About David Oliver

My name is David Oliver, and like you I’m all too aware of the devastation that bipolar disorder can cause in a family. How do I know? Because my mother has been suffering from bipolar disorder all of her life. My family made many mistakes in the way that we handled my mother’s problem until I decided to do something about it and find a way to help my mother and the millions of other individuals and families who live with bipolar disorder.

To understand what I’ve done and what I’m still trying to accomplish, I need to provide you with some background information about my family and I. As I stated earlier, my mother has had bipolar disorder for most of her life and as I was growing up I remember witnessing some of her depressive and manic episodes. My family didn’t talk about them or the disorder. Instead, we pretended nothing was wrong and left my mother with the responsibility of finding help on her own. That was one of the biggest mistakes my family made.

Now let’s fast forward to May of 2003. I began noticing that my mother seemed to be angry a lot. She also stopped sleeping normally and started spending more time by herself. When I talked to her, I realized she was also becoming increasingly paranoid. For example, I asked her “How’s the lawn doing?” and she immediately assumed that I was saying the lawn looked horrible and needed to be completely redone. These, of course, are all signs of a bipolar episode but none of my family members did anything about them. We expected things to get better on their own. They didn’t.

By November, she was worse. She’d been visiting my brother at his house, and they’d gotten into a heated conflict. Her symptoms were becoming worse, but we still just assumed everything would work itself out.

A month later my mother wasn’t sleeping or eating. She refused to leave her room, and we began to realize something needed to be done. The problem was we had no clue about what to do. She was already in a full-blown bipolar episode, but not even my father understood what steps to help my mother.

In January of 2004, things had escalated. She was yelling at me three times a day and saying hurtful things like “I don’t even want you to be my son anymore.” I decided she needed to go to the hospital, but she refused. She claimed her support network didn’t think she needed to go to the hospital, but I found out that wasn’t true. I reasoned and argued with her, but nothing worked! Finally, I stumbled on an approach that did work and I convinced her to go to the hospital after two hours of trying.

After I’d gotten her to agree to go to the hospital, my father and I realized that we didn’t even know which hospital she needed to go to or even who her doctor was! We searched through the house and finally found the doctor’s business card. My dad called him, then he and my mother went to the hospital.

I didn’t go with them. I was too emotionally and physically exhausted from trying to help my mother deal with a disorder that I didn’t even understand. That’s when I realized that we should have understood it, especially since my brother and I had been dealing with the problem for our entire lives.

At that moment, I decided to find out as much as I could about bipolar disorder so that I could educate myself and so that I could more effectively help my mother. I stopped first at the library and asked the librarian for books on manic depression, which is what my father called my mother’s problem. The librarian informed me that the problem was now called “bipolar disorder.” That showed me just how out of the loop my family was. We’d been dealing with the problem for years and didn’t even realize that the terminology had changed!
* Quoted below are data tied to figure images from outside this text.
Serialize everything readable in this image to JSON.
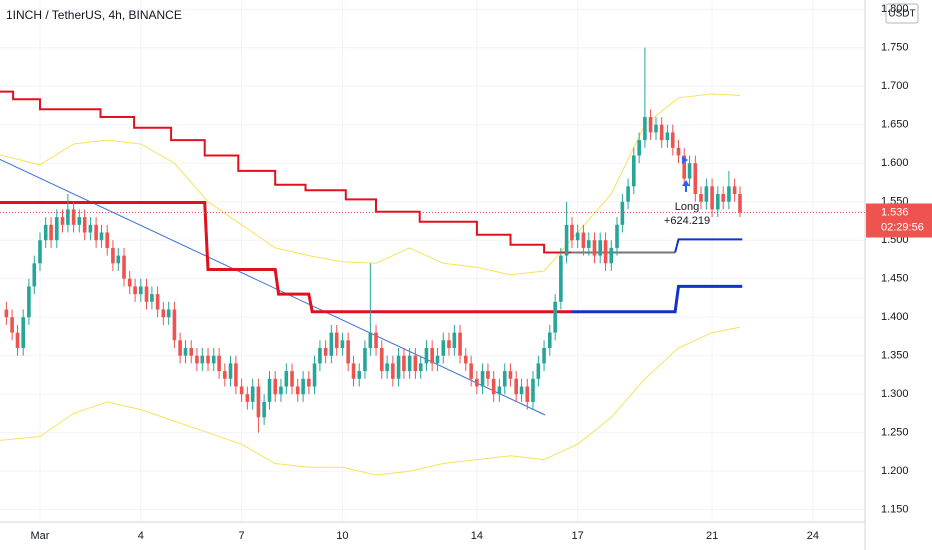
{
  "chart_data": {
    "type": "candlestick",
    "title": "1INCH / TetherUS, 4h, BINANCE",
    "currency": "USDT",
    "up_color": "#26a69a",
    "down_color": "#ef5350",
    "grid": true,
    "xlim": [
      -0.19,
      25.55
    ],
    "xticks": [
      {
        "value": 1,
        "label": "Mar"
      },
      4,
      7,
      10,
      14,
      17,
      21,
      24
    ],
    "ylim": [
      1.134,
      1.812
    ],
    "yticks": [
      {
        "value": 1.15,
        "label": "1.150"
      },
      {
        "value": 1.2,
        "label": "1.200"
      },
      {
        "value": 1.25,
        "label": "1.250"
      },
      {
        "value": 1.3,
        "label": "1.300"
      },
      {
        "value": 1.35,
        "label": "1.350"
      },
      {
        "value": 1.4,
        "label": "1.400"
      },
      {
        "value": 1.45,
        "label": "1.450"
      },
      {
        "value": 1.5,
        "label": "1.500"
      },
      {
        "value": 1.55,
        "label": "1.550"
      },
      {
        "value": 1.6,
        "label": "1.600"
      },
      {
        "value": 1.65,
        "label": "1.650"
      },
      {
        "value": 1.7,
        "label": "1.700"
      },
      {
        "value": 1.75,
        "label": "1.750"
      },
      {
        "value": 1.8,
        "label": "1.800"
      }
    ],
    "x": [
      0,
      0.17,
      0.33,
      0.5,
      0.67,
      0.83,
      1,
      1.17,
      1.33,
      1.5,
      1.67,
      1.83,
      2,
      2.17,
      2.33,
      2.5,
      2.67,
      2.83,
      3,
      3.17,
      3.33,
      3.5,
      3.67,
      3.83,
      4,
      4.17,
      4.33,
      4.5,
      4.67,
      4.83,
      5,
      5.17,
      5.33,
      5.5,
      5.67,
      5.83,
      6,
      6.17,
      6.33,
      6.5,
      6.67,
      6.83,
      7,
      7.17,
      7.33,
      7.5,
      7.67,
      7.83,
      8,
      8.17,
      8.33,
      8.5,
      8.67,
      8.83,
      9,
      9.17,
      9.33,
      9.5,
      9.67,
      9.83,
      10,
      10.17,
      10.33,
      10.5,
      10.67,
      10.83,
      11,
      11.17,
      11.33,
      11.5,
      11.67,
      11.83,
      12,
      12.17,
      12.33,
      12.5,
      12.67,
      12.83,
      13,
      13.17,
      13.33,
      13.5,
      13.67,
      13.83,
      14,
      14.17,
      14.33,
      14.5,
      14.67,
      14.83,
      15,
      15.17,
      15.33,
      15.5,
      15.67,
      15.83,
      16,
      16.17,
      16.33,
      16.5,
      16.67,
      16.83,
      17,
      17.17,
      17.33,
      17.5,
      17.67,
      17.83,
      18,
      18.17,
      18.33,
      18.5,
      18.67,
      18.83,
      19,
      19.17,
      19.33,
      19.5,
      19.67,
      19.83,
      20,
      20.17,
      20.33,
      20.5,
      20.67,
      20.83,
      21,
      21.17,
      21.33,
      21.5,
      21.67,
      21.83
    ],
    "open": [
      1.41,
      1.4,
      1.38,
      1.36,
      1.4,
      1.44,
      1.47,
      1.5,
      1.52,
      1.5,
      1.53,
      1.52,
      1.54,
      1.52,
      1.53,
      1.51,
      1.52,
      1.5,
      1.51,
      1.49,
      1.47,
      1.48,
      1.45,
      1.44,
      1.43,
      1.44,
      1.42,
      1.43,
      1.41,
      1.4,
      1.41,
      1.37,
      1.35,
      1.36,
      1.35,
      1.34,
      1.35,
      1.34,
      1.35,
      1.33,
      1.32,
      1.34,
      1.31,
      1.3,
      1.29,
      1.31,
      1.27,
      1.29,
      1.32,
      1.3,
      1.31,
      1.33,
      1.31,
      1.3,
      1.32,
      1.31,
      1.34,
      1.36,
      1.35,
      1.38,
      1.36,
      1.37,
      1.34,
      1.32,
      1.33,
      1.36,
      1.38,
      1.36,
      1.33,
      1.34,
      1.32,
      1.35,
      1.33,
      1.35,
      1.33,
      1.34,
      1.36,
      1.34,
      1.35,
      1.37,
      1.36,
      1.38,
      1.35,
      1.34,
      1.32,
      1.31,
      1.33,
      1.32,
      1.3,
      1.31,
      1.33,
      1.32,
      1.3,
      1.31,
      1.29,
      1.32,
      1.34,
      1.36,
      1.38,
      1.42,
      1.48,
      1.52,
      1.5,
      1.51,
      1.49,
      1.5,
      1.48,
      1.5,
      1.47,
      1.49,
      1.52,
      1.55,
      1.57,
      1.61,
      1.63,
      1.66,
      1.64,
      1.65,
      1.63,
      1.64,
      1.62,
      1.61,
      1.58,
      1.6,
      1.56,
      1.55,
      1.57,
      1.54,
      1.56,
      1.55,
      1.57,
      1.56
    ],
    "high": [
      1.42,
      1.41,
      1.39,
      1.41,
      1.45,
      1.48,
      1.51,
      1.53,
      1.53,
      1.54,
      1.54,
      1.56,
      1.55,
      1.54,
      1.54,
      1.53,
      1.53,
      1.52,
      1.52,
      1.5,
      1.49,
      1.49,
      1.46,
      1.45,
      1.45,
      1.45,
      1.44,
      1.44,
      1.42,
      1.42,
      1.42,
      1.38,
      1.37,
      1.37,
      1.36,
      1.36,
      1.36,
      1.36,
      1.36,
      1.34,
      1.35,
      1.35,
      1.32,
      1.31,
      1.32,
      1.32,
      1.3,
      1.33,
      1.33,
      1.32,
      1.34,
      1.34,
      1.32,
      1.33,
      1.33,
      1.35,
      1.37,
      1.37,
      1.39,
      1.39,
      1.38,
      1.38,
      1.35,
      1.34,
      1.37,
      1.47,
      1.39,
      1.37,
      1.35,
      1.35,
      1.36,
      1.36,
      1.36,
      1.36,
      1.35,
      1.37,
      1.37,
      1.36,
      1.38,
      1.38,
      1.39,
      1.39,
      1.36,
      1.35,
      1.33,
      1.34,
      1.34,
      1.33,
      1.32,
      1.34,
      1.34,
      1.33,
      1.32,
      1.32,
      1.33,
      1.35,
      1.37,
      1.39,
      1.43,
      1.49,
      1.55,
      1.53,
      1.52,
      1.52,
      1.51,
      1.51,
      1.51,
      1.51,
      1.5,
      1.53,
      1.56,
      1.58,
      1.62,
      1.64,
      1.75,
      1.67,
      1.66,
      1.66,
      1.65,
      1.65,
      1.63,
      1.62,
      1.61,
      1.61,
      1.57,
      1.58,
      1.58,
      1.57,
      1.57,
      1.59,
      1.58,
      1.57
    ],
    "low": [
      1.39,
      1.37,
      1.35,
      1.35,
      1.39,
      1.43,
      1.46,
      1.49,
      1.49,
      1.49,
      1.51,
      1.51,
      1.51,
      1.51,
      1.5,
      1.5,
      1.49,
      1.49,
      1.48,
      1.46,
      1.46,
      1.44,
      1.43,
      1.42,
      1.42,
      1.41,
      1.41,
      1.4,
      1.39,
      1.39,
      1.36,
      1.34,
      1.34,
      1.34,
      1.33,
      1.33,
      1.33,
      1.33,
      1.32,
      1.31,
      1.31,
      1.3,
      1.29,
      1.28,
      1.28,
      1.25,
      1.26,
      1.28,
      1.29,
      1.29,
      1.3,
      1.3,
      1.29,
      1.29,
      1.3,
      1.3,
      1.33,
      1.34,
      1.34,
      1.35,
      1.35,
      1.33,
      1.31,
      1.31,
      1.32,
      1.35,
      1.35,
      1.32,
      1.32,
      1.31,
      1.31,
      1.32,
      1.32,
      1.32,
      1.32,
      1.33,
      1.33,
      1.33,
      1.34,
      1.35,
      1.35,
      1.34,
      1.33,
      1.31,
      1.3,
      1.3,
      1.31,
      1.29,
      1.29,
      1.3,
      1.31,
      1.29,
      1.29,
      1.28,
      1.28,
      1.31,
      1.33,
      1.35,
      1.37,
      1.41,
      1.47,
      1.49,
      1.49,
      1.48,
      1.48,
      1.47,
      1.47,
      1.46,
      1.46,
      1.48,
      1.51,
      1.54,
      1.56,
      1.6,
      1.62,
      1.63,
      1.63,
      1.62,
      1.62,
      1.61,
      1.6,
      1.57,
      1.57,
      1.55,
      1.54,
      1.54,
      1.53,
      1.53,
      1.54,
      1.54,
      1.55,
      1.53
    ],
    "close": [
      1.4,
      1.38,
      1.36,
      1.4,
      1.44,
      1.47,
      1.5,
      1.52,
      1.5,
      1.53,
      1.52,
      1.54,
      1.52,
      1.53,
      1.51,
      1.52,
      1.5,
      1.51,
      1.49,
      1.47,
      1.48,
      1.45,
      1.44,
      1.43,
      1.44,
      1.42,
      1.43,
      1.41,
      1.4,
      1.41,
      1.37,
      1.35,
      1.36,
      1.35,
      1.34,
      1.35,
      1.34,
      1.35,
      1.33,
      1.32,
      1.34,
      1.31,
      1.3,
      1.29,
      1.31,
      1.27,
      1.29,
      1.32,
      1.3,
      1.31,
      1.33,
      1.31,
      1.3,
      1.32,
      1.31,
      1.34,
      1.36,
      1.35,
      1.38,
      1.36,
      1.37,
      1.34,
      1.32,
      1.33,
      1.36,
      1.38,
      1.36,
      1.33,
      1.34,
      1.32,
      1.35,
      1.33,
      1.35,
      1.33,
      1.34,
      1.36,
      1.34,
      1.35,
      1.37,
      1.36,
      1.38,
      1.35,
      1.34,
      1.32,
      1.31,
      1.33,
      1.32,
      1.3,
      1.31,
      1.33,
      1.32,
      1.3,
      1.31,
      1.29,
      1.32,
      1.34,
      1.36,
      1.38,
      1.42,
      1.48,
      1.52,
      1.5,
      1.51,
      1.49,
      1.5,
      1.48,
      1.5,
      1.47,
      1.49,
      1.52,
      1.55,
      1.57,
      1.61,
      1.63,
      1.66,
      1.64,
      1.65,
      1.63,
      1.64,
      1.62,
      1.61,
      1.58,
      1.6,
      1.56,
      1.55,
      1.57,
      1.54,
      1.56,
      1.55,
      1.57,
      1.56,
      1.536
    ],
    "overlays": [
      {
        "color": "#f5e35c",
        "width": 1,
        "x": [
          -0.19,
          1,
          2,
          3,
          4,
          5,
          6,
          7,
          8,
          9,
          10,
          11,
          12,
          13,
          14,
          15,
          16,
          17,
          18,
          19,
          20,
          21,
          21.83
        ],
        "values": [
          1.611,
          1.598,
          1.625,
          1.63,
          1.625,
          1.6,
          1.55,
          1.52,
          1.49,
          1.48,
          1.472,
          1.47,
          1.49,
          1.47,
          1.465,
          1.455,
          1.46,
          1.51,
          1.56,
          1.65,
          1.685,
          1.69,
          1.688
        ]
      },
      {
        "color": "#f5e35c",
        "width": 1,
        "x": [
          -0.19,
          1,
          2,
          3,
          4,
          5,
          6,
          7,
          8,
          9,
          10,
          11,
          12,
          13,
          14,
          15,
          16,
          17,
          18,
          19,
          20,
          21,
          21.83
        ],
        "values": [
          1.24,
          1.245,
          1.275,
          1.29,
          1.28,
          1.265,
          1.25,
          1.235,
          1.21,
          1.205,
          1.205,
          1.195,
          1.2,
          1.21,
          1.215,
          1.22,
          1.215,
          1.235,
          1.27,
          1.32,
          1.36,
          1.38,
          1.387
        ]
      },
      {
        "color": "#3a6fd8",
        "width": 1,
        "x": [
          -0.19,
          16.03
        ],
        "values": [
          1.605,
          1.273
        ]
      },
      {
        "color": "#e0101e",
        "width": 2,
        "x": [
          -0.19,
          0.2,
          0.2,
          1,
          1,
          2.8,
          2.8,
          3.8,
          3.8,
          4.9,
          4.9,
          5.9,
          5.9,
          6.9,
          6.9,
          8,
          8,
          8.9,
          8.9,
          10.1,
          10.1,
          11,
          11,
          12.3,
          12.3,
          14,
          14,
          15,
          15,
          16,
          16,
          16.8
        ],
        "values": [
          1.693,
          1.693,
          1.683,
          1.683,
          1.67,
          1.67,
          1.66,
          1.66,
          1.646,
          1.646,
          1.63,
          1.63,
          1.61,
          1.61,
          1.59,
          1.59,
          1.572,
          1.572,
          1.565,
          1.565,
          1.553,
          1.553,
          1.537,
          1.537,
          1.524,
          1.524,
          1.507,
          1.507,
          1.494,
          1.494,
          1.484,
          1.484
        ]
      },
      {
        "color": "#777777",
        "width": 2,
        "x": [
          16.8,
          19.9
        ],
        "values": [
          1.484,
          1.484
        ]
      },
      {
        "color": "#1133cc",
        "width": 2,
        "x": [
          19.9,
          20,
          21.9
        ],
        "values": [
          1.484,
          1.501,
          1.501
        ]
      },
      {
        "color": "#e0101e",
        "width": 3,
        "x": [
          -0.19,
          5.9,
          6,
          8,
          8.1,
          9,
          9.1,
          16.8
        ],
        "values": [
          1.549,
          1.549,
          1.462,
          1.462,
          1.43,
          1.43,
          1.407,
          1.407
        ]
      },
      {
        "color": "#1133cc",
        "width": 3,
        "x": [
          16.8,
          19.9,
          20,
          21.9
        ],
        "values": [
          1.407,
          1.407,
          1.44,
          1.44
        ]
      }
    ],
    "last_price": 1.536,
    "countdown": "02:29:56",
    "annotations": [
      "Long",
      "+624.219"
    ]
  }
}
Anyway, to make a long story short, I made learning about bipolar disorder a top priority. I took off from work for nine months so that I could devote myself entirely to my research. I talked to dozens of medical professionals, attended support groups, read almost every book available, and did everything possible to find out more about bipolar disorder.

After those nine months were over, I was able to use that information to help get my mother on the right track and to start putting a plan together that would make it easier for us to deal with future episodes when they occurred.

While I was glad to have helped my mother, I had also realized during my research that there simply were no books available to help the supporters of people with bipolar disorder. I’d also learned from firsthand experience that a book like that was desperately needed.

To fill that need, I put together all of my research and developed a “course” just for bipolar supporters like me and you which would give us the tools we needed to effectively help the people we love. As I talked to more and more people who had bipolar disorder or who were supporting someone who did, I learned about other information these individuals needed. For example, they needed to learn how to restore their credit, reduce their debt, buy a car, buy a house, find a doctor/therapist, etc. In response to those questions, I began to build this web site so that it included more and more of the information people like us need to help those who are dealing with bipolar.

My sincere hope is that my “course” and web site will help people learn about bipolar disorder quickly so they don’t spend decades in the dark like my family did. I want them to be able to use what I’ve learned to make life better for them and for their loved ones with bipolar disorder just as I was able to with my family.